Acknowledgements: There’s a tier of credit below authorship, and it’s the jam-packed acknowledgements section at the end of the article. There are no clear-cut rules for who ends up here, but it’s clear that being acknowledged is the scientific journal equivalent of a lovely parting gift. Yay: You can’t list this article on your CV, but enjoy this Rice-a-Roni. Oh, and because there’s so little room, your full name might not even appear here; only your initials. Good job, little buddy, enjoy your participant ribbon!

Ghost author: This is technically less of an "authorship category" and more of a "crime." Sometimes a researcher who legitimately contributed to a body of work will simply be omitted from the author list. Vanished, without a trace.

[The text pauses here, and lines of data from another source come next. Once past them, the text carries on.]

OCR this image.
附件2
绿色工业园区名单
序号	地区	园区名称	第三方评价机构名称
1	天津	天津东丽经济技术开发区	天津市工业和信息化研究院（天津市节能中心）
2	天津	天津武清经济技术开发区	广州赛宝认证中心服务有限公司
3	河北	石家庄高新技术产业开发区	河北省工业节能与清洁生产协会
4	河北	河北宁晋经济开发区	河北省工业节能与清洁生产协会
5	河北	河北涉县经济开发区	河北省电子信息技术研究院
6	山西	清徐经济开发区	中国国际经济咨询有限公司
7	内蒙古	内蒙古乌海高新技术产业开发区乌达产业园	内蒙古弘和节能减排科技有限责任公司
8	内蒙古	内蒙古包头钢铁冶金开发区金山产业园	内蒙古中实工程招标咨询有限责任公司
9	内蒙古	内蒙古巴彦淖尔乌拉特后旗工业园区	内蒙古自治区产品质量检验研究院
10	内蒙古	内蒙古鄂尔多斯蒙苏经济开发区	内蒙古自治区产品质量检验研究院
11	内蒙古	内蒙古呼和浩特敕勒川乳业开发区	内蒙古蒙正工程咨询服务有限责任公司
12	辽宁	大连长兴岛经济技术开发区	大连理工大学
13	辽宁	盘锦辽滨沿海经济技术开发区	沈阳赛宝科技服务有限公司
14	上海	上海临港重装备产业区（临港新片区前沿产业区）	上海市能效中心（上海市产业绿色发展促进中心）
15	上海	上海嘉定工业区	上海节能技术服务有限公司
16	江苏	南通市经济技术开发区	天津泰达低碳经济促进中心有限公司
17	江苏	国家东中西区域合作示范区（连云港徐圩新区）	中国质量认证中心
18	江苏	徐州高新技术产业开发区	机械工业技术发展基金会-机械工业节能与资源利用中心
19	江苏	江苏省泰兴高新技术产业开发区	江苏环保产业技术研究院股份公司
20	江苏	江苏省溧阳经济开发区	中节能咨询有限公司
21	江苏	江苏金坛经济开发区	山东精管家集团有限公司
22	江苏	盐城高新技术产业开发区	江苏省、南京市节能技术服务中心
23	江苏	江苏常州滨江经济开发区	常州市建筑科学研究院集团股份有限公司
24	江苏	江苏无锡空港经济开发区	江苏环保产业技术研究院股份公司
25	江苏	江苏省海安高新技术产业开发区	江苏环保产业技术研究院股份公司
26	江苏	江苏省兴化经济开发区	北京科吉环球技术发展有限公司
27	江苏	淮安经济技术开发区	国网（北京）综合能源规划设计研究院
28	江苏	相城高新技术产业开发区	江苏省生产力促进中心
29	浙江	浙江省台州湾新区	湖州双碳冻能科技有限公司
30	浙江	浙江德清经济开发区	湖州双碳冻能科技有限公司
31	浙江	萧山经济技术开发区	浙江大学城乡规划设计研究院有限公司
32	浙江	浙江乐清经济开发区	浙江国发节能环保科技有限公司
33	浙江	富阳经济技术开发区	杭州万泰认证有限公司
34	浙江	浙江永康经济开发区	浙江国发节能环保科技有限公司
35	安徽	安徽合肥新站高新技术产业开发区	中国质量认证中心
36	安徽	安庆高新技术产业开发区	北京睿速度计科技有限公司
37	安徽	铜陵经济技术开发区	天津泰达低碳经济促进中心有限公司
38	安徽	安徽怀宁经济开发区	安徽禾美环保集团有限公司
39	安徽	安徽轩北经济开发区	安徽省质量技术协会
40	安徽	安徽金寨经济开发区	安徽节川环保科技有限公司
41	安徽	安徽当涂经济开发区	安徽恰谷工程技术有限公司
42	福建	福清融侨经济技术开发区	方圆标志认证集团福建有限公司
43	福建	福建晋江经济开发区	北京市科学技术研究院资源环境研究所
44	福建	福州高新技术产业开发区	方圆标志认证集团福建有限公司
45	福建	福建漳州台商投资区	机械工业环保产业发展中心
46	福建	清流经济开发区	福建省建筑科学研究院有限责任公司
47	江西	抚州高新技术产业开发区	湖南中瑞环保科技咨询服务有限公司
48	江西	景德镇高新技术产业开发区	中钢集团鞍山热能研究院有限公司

If this happens to you, tactfully approach the paper’s corresponding author, calmly explain your professional disagreement with their choice, and imply that you know where their family sleeps.

Hopefully by now I’ve established that authorship on scientific papers is capricious, inconsistent, and subjective—which is, ironically, the opposite of what science is supposed to be. I was once given an authorship on a paper simply because of my facility with English. The paper’s last author offered me a deal: Edit the grammar in the paper, and I could join the list of authors. I am now fifth author on a chemistry paper that I don’t even really understand.

On the flipside, I’ve been ghosted as well. My name has been removed from paper drafts simply because I stopped working in the lab publishing the paper. It’s always fun to spot a paper without your name and say, "Aw, I remember making those graphs!"

I’m not sure how we can fix this system, but for now, let’s at least stop giving it so much power. Let’s all admit that someone may have a stellar publication record because they work in a lab that gives out authorship like Halloween candy—and someone else may publish less because they work with ungenerous collaborators. When assessing a scientist, the right question is not, "What have you published?" It’s "What have you done?"

Acknowledgements: AJR contributed solely to this monthly column. CR and MR are cats who partially deleted an early draft by walking across a laptop keyboard. We thank ER, age 1, for useful conversations, e.g., "Hi Da-dee." Ennui and cynicism contributed equally to this work.